MySQL’s non-transactional MyISAM db engine is one of the fastest around when it comes to querying large amounts of data. You don’t get transaction support, and thats alright because you don’t need transactions (and the huge overheads they bring). And its bulk insert features (LOAD DATA INFILE…) are extemely fast as well!
In case you didn’t know it, MyISAM tables can be merged into larger tables for querying. So if your data is split into 4 tables (1 for each quarter of year), you can dfine a merge table on top of them so that your users can directly run SQL on single merge table instead of running 4 queries on 4 tables. Sounds similar to Oracle’s partitioning? Well, it gives you the same benefits free of cost.
MySQL is simple to install and maintain, can be easily setup and optimized for reporting, and is open source licensed under GPL.

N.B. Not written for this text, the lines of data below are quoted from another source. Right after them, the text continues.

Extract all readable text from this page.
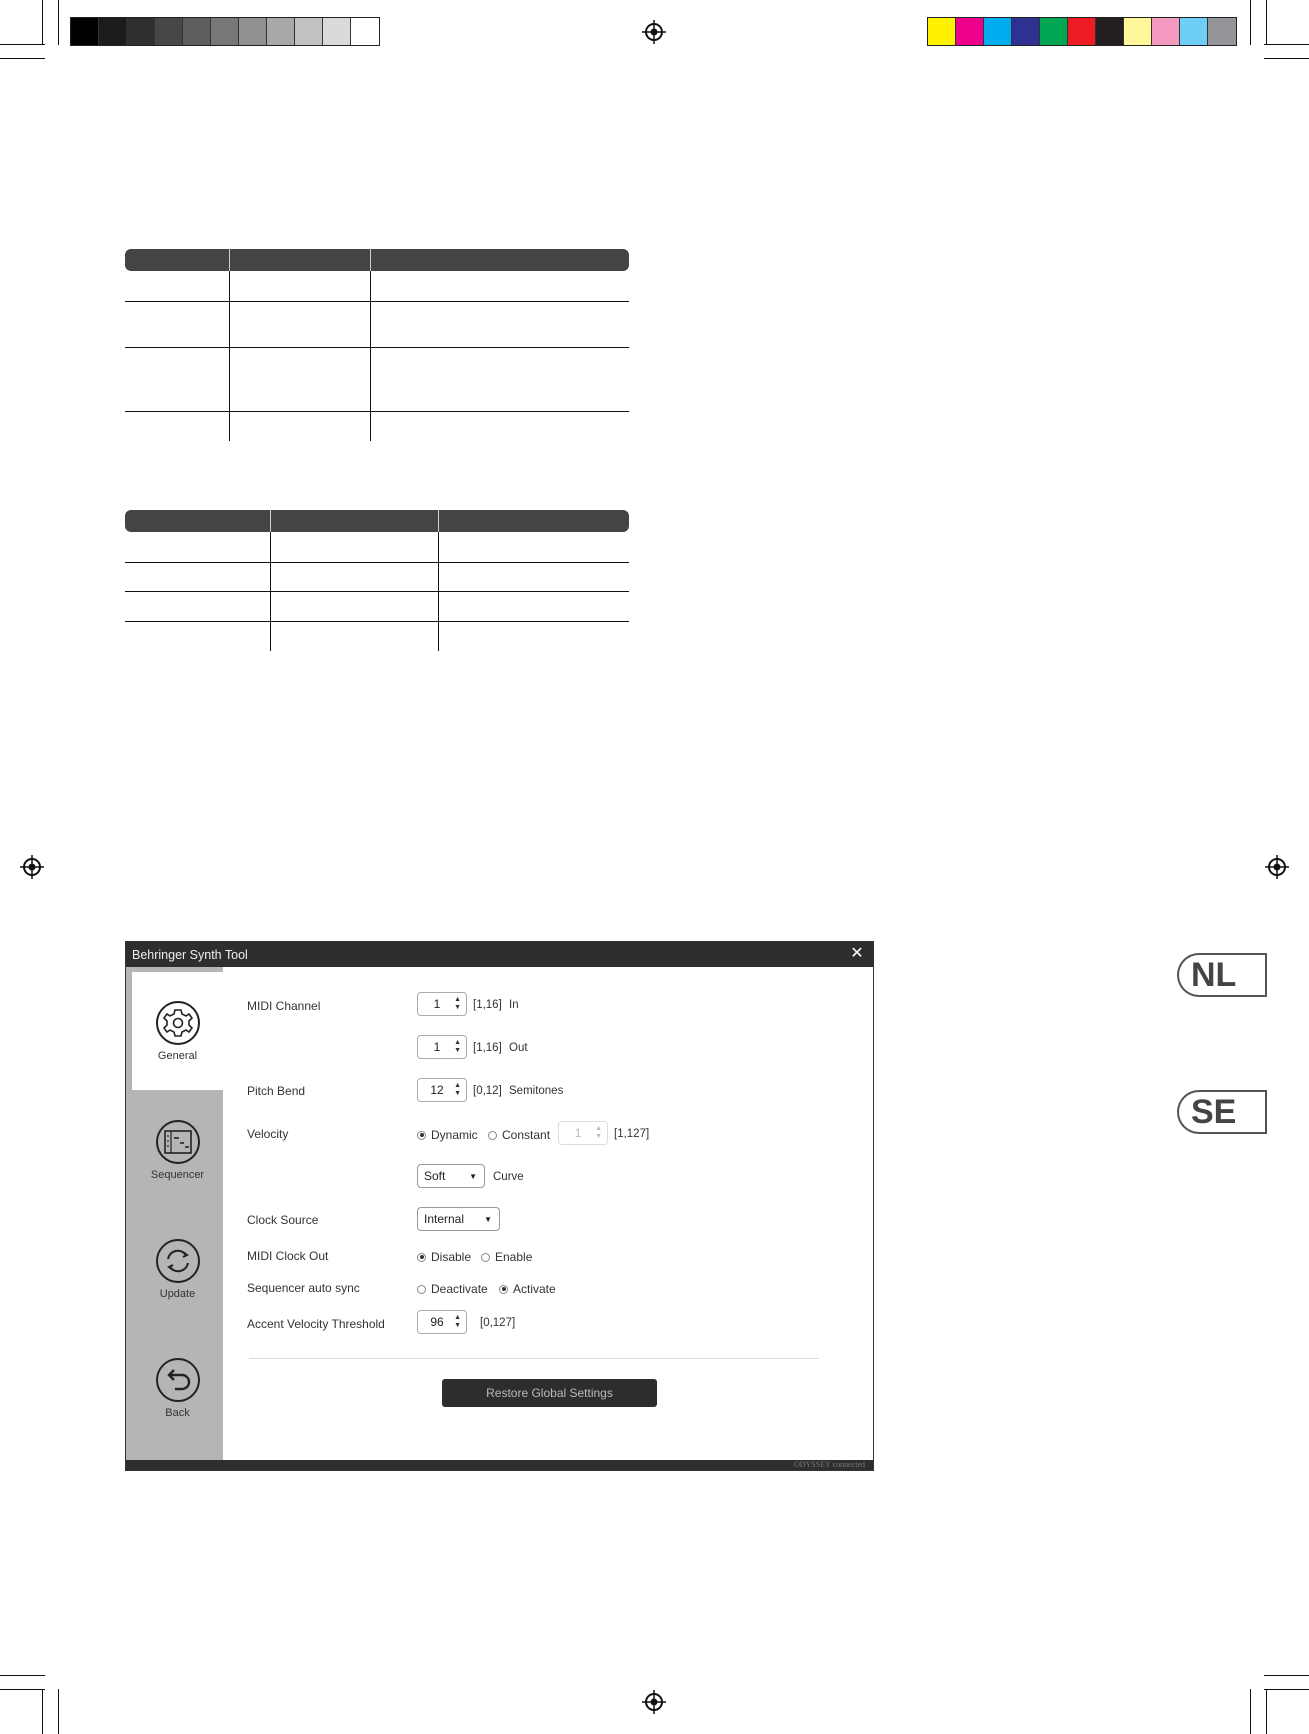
NL
SE
Behringer Synth Tool	✕
General
Sequencer
Update
Back
MIDI Channel	1	▲
▼ [1,16] In
1	▲
▼ [1,16] Out
Pitch Bend	12	▲
▼ [0,12] Semitones
Velocity	Dynamic Constant	1	▲
▼ [1,127]
Soft	▼ Curve
Clock Source	Internal	▼
MIDI Clock Out	Disable Enable
Sequencer auto sync	Deactivate Activate
Accent Velocity Threshold	96	▲
▼ [0,127]
Restore Global Settings
ODYSSEY connected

A good design for a reporting system based on MySQL is to keep the fact tables as MyISAM (fastest disk based tables) and keep the smaller dimension tables in memory. You’ll be surprised to see how your reports fly. We’ll consider such a design in our comprehensive analytics project this month.
Keep watching…
November 3rd, 2005 at 7:31 pm
Look forward to the comprehensive analytics project, I think it is something that everyone who is into data warehousing will be interested in. I would love to see my reports fly, without help from ceiling fans
November 4th, 2005 at 2:41 am
Thanks RT. I am sure we’ll be able to do away with them silly ceiling fans.
April 12th, 2006 at 1:59 am
Aren’t MyISAM tables more prone to corruption though? InnoDB can do a considerable amount of self-repair, which is useful when the largest (and usually the most valuable) tables crash, while MyISAM would then require you to write a supporting backup/redundancy system to handle crashes.
April 12th, 2006 at 8:51 am
Hi Yishan,
Not really. Since Data Warehouses do not have constant insert/updates ( as required for OLTP systems), MyISAM tables do quite well and shouldn’t get corrupted unless the ETL job fails in some very weird way (server restart, hardware crash, etc.).
Even then, the corrupted portion would be right at the end (Data Warehouse ETL is usually an append process) which makes the repair simpler (you can just throw out all the data from the last load job).
Of course, it’s a good habit to keep checking the table periodically (CHECK TABLE or MYISAMCHK).
July 25th, 2006 at 2:33 pm
Hi Nishith, I really enjoy readingyour posts.
I am interested with the technical detail of the concept. Where can I look for it?